What You Need to Know
- After 14 years with LPL Financial, the head of National Sales and Consulting plans to retire next month.
- He describes top lessons learned from LPL CEOs Dan Arnold and Mark Casady, as well as Voya Financial CEO Rod Martin.
- The 32-year industry veteran discusses what he's enjoyed about his career and what lies ahead.
Kalbaugh won’t have one successor.

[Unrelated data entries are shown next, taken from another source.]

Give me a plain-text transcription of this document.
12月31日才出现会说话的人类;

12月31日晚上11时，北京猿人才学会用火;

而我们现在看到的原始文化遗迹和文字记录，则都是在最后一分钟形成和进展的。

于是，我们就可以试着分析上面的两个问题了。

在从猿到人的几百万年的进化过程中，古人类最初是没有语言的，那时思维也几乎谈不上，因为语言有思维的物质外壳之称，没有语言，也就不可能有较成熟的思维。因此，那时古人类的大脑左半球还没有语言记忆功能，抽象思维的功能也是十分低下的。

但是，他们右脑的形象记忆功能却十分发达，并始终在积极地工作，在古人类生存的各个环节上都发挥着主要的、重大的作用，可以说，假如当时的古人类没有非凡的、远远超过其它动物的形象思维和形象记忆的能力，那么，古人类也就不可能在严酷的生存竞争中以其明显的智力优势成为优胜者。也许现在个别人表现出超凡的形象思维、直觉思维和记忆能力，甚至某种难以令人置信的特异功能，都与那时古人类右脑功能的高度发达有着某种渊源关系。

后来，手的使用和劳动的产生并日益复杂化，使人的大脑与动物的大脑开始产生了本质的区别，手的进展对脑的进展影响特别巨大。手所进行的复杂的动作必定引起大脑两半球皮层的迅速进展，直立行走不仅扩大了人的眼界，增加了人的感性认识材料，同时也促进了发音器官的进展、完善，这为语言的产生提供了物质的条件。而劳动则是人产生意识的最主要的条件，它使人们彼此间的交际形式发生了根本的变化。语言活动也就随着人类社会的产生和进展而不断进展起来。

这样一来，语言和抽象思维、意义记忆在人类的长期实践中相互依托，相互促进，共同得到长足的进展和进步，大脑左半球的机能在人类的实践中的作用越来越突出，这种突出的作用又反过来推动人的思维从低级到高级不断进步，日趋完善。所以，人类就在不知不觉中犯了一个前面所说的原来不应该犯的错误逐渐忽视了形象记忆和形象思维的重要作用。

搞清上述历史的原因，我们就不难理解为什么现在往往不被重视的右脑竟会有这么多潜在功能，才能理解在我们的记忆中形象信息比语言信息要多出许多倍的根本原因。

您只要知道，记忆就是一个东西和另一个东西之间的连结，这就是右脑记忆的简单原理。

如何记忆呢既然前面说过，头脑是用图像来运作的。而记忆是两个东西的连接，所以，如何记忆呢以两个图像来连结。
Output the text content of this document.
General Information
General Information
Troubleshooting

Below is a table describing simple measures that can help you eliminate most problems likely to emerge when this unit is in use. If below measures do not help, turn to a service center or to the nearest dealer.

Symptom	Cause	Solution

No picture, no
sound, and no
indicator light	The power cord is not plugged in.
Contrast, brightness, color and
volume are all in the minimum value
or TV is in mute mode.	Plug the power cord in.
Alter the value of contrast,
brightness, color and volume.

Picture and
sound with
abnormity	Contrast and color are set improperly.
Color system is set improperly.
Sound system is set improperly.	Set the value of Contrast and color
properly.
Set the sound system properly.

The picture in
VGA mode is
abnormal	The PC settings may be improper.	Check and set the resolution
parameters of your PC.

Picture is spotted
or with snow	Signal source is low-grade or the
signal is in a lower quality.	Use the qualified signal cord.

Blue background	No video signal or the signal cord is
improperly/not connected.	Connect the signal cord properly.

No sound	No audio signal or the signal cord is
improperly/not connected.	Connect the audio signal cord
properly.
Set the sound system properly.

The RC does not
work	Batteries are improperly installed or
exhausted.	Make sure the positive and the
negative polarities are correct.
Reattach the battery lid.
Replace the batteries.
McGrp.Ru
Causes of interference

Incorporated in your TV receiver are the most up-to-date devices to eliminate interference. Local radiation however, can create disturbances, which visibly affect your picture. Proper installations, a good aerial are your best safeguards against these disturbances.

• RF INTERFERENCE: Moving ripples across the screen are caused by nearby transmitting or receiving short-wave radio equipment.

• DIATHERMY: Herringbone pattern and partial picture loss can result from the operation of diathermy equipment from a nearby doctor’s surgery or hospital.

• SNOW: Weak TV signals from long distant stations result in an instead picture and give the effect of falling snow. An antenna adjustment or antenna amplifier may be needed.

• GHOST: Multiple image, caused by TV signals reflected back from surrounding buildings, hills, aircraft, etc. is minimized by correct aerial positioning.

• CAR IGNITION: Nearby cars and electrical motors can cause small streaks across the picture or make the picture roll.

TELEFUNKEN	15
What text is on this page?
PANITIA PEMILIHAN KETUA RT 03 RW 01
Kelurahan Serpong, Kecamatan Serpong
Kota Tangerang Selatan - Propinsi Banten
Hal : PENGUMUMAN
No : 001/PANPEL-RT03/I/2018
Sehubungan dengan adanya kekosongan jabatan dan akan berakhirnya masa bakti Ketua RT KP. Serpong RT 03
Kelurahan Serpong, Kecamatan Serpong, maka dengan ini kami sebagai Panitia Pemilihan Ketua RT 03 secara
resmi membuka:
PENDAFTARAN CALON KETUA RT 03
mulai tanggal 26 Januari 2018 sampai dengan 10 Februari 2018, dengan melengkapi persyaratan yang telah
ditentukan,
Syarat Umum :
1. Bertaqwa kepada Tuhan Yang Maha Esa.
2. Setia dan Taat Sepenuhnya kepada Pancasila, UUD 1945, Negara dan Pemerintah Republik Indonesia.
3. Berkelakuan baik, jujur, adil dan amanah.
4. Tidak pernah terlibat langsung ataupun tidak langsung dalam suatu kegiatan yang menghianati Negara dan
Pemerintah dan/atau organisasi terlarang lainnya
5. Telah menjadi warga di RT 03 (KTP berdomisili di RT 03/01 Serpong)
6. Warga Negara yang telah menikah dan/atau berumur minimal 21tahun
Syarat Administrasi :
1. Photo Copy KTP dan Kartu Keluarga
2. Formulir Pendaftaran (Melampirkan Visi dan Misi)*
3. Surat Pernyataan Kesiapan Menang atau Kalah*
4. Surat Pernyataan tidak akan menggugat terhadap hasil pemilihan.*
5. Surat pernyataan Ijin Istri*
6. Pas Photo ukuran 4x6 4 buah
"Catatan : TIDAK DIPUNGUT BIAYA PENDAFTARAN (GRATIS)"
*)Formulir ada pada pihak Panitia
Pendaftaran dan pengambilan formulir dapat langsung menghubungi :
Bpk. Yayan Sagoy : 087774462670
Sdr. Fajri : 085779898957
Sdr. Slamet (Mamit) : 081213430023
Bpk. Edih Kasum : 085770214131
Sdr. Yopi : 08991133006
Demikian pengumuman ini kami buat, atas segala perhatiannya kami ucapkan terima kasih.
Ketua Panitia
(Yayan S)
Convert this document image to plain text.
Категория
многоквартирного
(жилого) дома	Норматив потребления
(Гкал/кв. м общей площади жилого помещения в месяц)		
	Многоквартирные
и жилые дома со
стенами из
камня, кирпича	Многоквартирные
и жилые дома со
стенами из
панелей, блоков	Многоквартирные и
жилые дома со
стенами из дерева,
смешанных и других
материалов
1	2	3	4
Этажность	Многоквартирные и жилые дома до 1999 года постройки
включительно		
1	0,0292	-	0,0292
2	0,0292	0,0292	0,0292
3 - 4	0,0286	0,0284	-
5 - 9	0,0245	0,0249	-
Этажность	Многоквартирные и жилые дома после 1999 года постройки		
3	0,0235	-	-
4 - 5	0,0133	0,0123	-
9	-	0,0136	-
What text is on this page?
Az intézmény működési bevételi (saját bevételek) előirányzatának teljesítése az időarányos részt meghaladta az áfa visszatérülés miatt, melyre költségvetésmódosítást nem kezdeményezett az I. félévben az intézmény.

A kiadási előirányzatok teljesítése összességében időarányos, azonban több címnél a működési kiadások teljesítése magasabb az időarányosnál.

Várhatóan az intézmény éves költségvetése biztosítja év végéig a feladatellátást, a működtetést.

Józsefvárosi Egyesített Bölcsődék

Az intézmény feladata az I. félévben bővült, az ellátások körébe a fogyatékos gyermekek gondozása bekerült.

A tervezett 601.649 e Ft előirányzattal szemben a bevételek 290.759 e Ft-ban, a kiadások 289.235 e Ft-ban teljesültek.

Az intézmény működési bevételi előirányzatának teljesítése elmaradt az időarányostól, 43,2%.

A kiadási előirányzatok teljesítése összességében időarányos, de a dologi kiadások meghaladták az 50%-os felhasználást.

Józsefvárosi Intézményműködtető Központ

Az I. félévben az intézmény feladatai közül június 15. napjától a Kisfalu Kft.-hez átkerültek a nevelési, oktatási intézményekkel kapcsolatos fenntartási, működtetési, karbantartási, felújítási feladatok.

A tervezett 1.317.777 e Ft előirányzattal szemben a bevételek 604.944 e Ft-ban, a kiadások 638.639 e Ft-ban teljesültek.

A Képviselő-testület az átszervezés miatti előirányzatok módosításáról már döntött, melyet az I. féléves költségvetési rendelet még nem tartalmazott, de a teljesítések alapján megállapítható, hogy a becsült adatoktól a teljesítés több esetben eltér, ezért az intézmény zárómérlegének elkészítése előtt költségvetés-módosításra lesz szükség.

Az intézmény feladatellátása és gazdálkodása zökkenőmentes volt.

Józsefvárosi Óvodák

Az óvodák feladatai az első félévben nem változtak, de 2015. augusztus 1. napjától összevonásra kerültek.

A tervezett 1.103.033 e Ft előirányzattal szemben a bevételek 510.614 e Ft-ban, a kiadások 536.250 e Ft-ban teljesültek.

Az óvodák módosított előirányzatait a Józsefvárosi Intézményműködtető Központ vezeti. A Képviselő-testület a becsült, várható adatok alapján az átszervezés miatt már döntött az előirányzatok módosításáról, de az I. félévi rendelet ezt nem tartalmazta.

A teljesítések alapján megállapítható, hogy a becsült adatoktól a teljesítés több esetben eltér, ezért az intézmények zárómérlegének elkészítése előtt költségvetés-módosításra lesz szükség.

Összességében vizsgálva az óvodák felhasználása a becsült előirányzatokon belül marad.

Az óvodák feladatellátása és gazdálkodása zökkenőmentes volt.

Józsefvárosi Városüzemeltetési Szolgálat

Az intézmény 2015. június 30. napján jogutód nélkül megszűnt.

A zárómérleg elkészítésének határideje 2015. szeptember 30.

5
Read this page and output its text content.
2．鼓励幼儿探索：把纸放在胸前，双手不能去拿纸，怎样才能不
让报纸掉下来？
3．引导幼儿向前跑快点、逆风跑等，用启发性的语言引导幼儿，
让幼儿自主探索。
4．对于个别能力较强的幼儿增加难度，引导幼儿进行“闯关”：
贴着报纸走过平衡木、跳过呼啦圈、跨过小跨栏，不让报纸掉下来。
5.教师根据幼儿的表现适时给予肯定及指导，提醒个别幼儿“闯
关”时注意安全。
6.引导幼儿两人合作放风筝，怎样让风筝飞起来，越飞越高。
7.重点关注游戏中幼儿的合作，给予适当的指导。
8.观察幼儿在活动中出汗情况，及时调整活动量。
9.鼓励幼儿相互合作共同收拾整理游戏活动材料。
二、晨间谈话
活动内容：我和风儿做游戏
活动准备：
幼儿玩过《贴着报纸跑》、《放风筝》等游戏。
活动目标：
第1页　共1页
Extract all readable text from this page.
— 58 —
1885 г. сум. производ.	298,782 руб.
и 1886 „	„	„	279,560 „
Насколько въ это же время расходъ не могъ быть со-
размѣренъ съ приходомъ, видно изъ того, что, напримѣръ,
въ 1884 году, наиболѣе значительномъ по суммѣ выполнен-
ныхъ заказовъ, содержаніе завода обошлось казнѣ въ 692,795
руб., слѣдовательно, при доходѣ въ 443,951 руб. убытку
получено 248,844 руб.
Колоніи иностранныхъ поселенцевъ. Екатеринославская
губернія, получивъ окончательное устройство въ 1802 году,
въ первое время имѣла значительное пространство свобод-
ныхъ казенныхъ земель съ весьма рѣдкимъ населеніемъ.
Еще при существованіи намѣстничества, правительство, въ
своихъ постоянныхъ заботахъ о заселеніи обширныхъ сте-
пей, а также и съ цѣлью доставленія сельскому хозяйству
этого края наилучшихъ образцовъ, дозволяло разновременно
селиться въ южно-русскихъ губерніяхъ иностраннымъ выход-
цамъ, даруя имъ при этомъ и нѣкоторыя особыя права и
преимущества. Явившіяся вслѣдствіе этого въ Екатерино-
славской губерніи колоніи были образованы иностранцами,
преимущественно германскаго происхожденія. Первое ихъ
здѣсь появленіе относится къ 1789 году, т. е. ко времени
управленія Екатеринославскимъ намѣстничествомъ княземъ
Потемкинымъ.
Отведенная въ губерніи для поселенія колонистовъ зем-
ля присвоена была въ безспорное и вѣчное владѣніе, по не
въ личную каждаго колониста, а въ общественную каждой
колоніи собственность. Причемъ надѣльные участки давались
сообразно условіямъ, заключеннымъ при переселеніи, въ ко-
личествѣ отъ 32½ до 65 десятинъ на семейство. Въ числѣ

Instead, LPL is having several executives take over his responsibilities, which are being incorporated into broader initiatives to support advisors and their growth strategies.
When he started at LPL in 2007, the firm had about 5,700 affiliated independent advisors. “We’re now at over 17,000. The expansion of that [advisor base] and the skill sets needed [to support it] are really important,” he said, adding that he believes LPL has the required executive talent in place and thus feels “pretty comfortable” about the timing of his departure.
Known for his friendly, supportive demeanor as an executive, Kalbaugh spoke recently with ThinkAdvisor about some of his career highlights, as well as the management skills and industry insights he’s learned from others.
This includes current LPL CEO & President Dan Arnold, the broker-dealer’s former leader Mark Casady (now with Vestigo Ventures and Lefteris Acquisition Corp.) and Voya Financial Chairman and CEO Rod Martin.
His ‘Nice Guy’ Reputation
When asked about his affable approach to business and working with others, Kalbaugh said he thinks he was “born with some of that personality, whether that’s my upbringing or whatever you want to call it. I like people, and I think most people want to help people.”
Before and during his time as CEO of the AIG-owned broker-dealer American General Securities (1995-2007), he saw “as an executive, you want to be viewed as a person that people trust. They need to know you genuinely care. … Once [people] know you care, then they generally tend to open up, and you can make some deposits into their personal banking account.”
That is helpful, Kalbaugh says, “because there are times that will require me to make a withdrawal. If I make a withdrawal while having made a bunch of deposits, that makes the withdrawal a little less painful.”
He says he learned about this dynamic from Voya’s Martin, who could speak easily and effectively to Wall Street analysts, and from former AIG CEO Hank Greenberg.
Martin’s most critical advice to him? “You need to [make deposits in others]. And the good part is that it’s free.”
While good leaders don’t always say yes to others, “they know you’re going to try. If I say, ‘I’m not doing this one,’ but … I’ve treated you fairly along the way, that’s usually easier [for them] to understand.”
As a leader, “You need to have that give and take, because it is not always an easy street. I want to make sure that I can get things done. And [this approach has] worked well. It’s who I am, but it’s also been a very conscious effort on my part.”
Reflecting on what is most influencing the financial services business, Kalbaugh points to “the velocity of change.”
“I’ve done this [work] now for 30-plus years. Look at where this industry went from — when I was a wire operator punching in trades to [be sent to] an exchange floor — to today, when our advisors can do this at a beach in Tahiti or elsewhere on a laptop. It’s a very different world,” he said.
At a leadership seminar he attended with LPL CEO Dan Arnold a few years ago, two things jumped out at him. “However fast you’re running now, run faster; [your current speed] ain’t fast enough,” Kalbaugh said.
Plus, “If anything, change will accelerate. So you’ve got to look at people and process and talent and systems,” he explained.
LPL, of course, isn’t immune to these trends. “It’s hard to stay a market leader. We’re trying to make sure we’ve got the best team on the field to create the best firm we can to help our advisors and institutions. It feels pretty good, actually,” he added.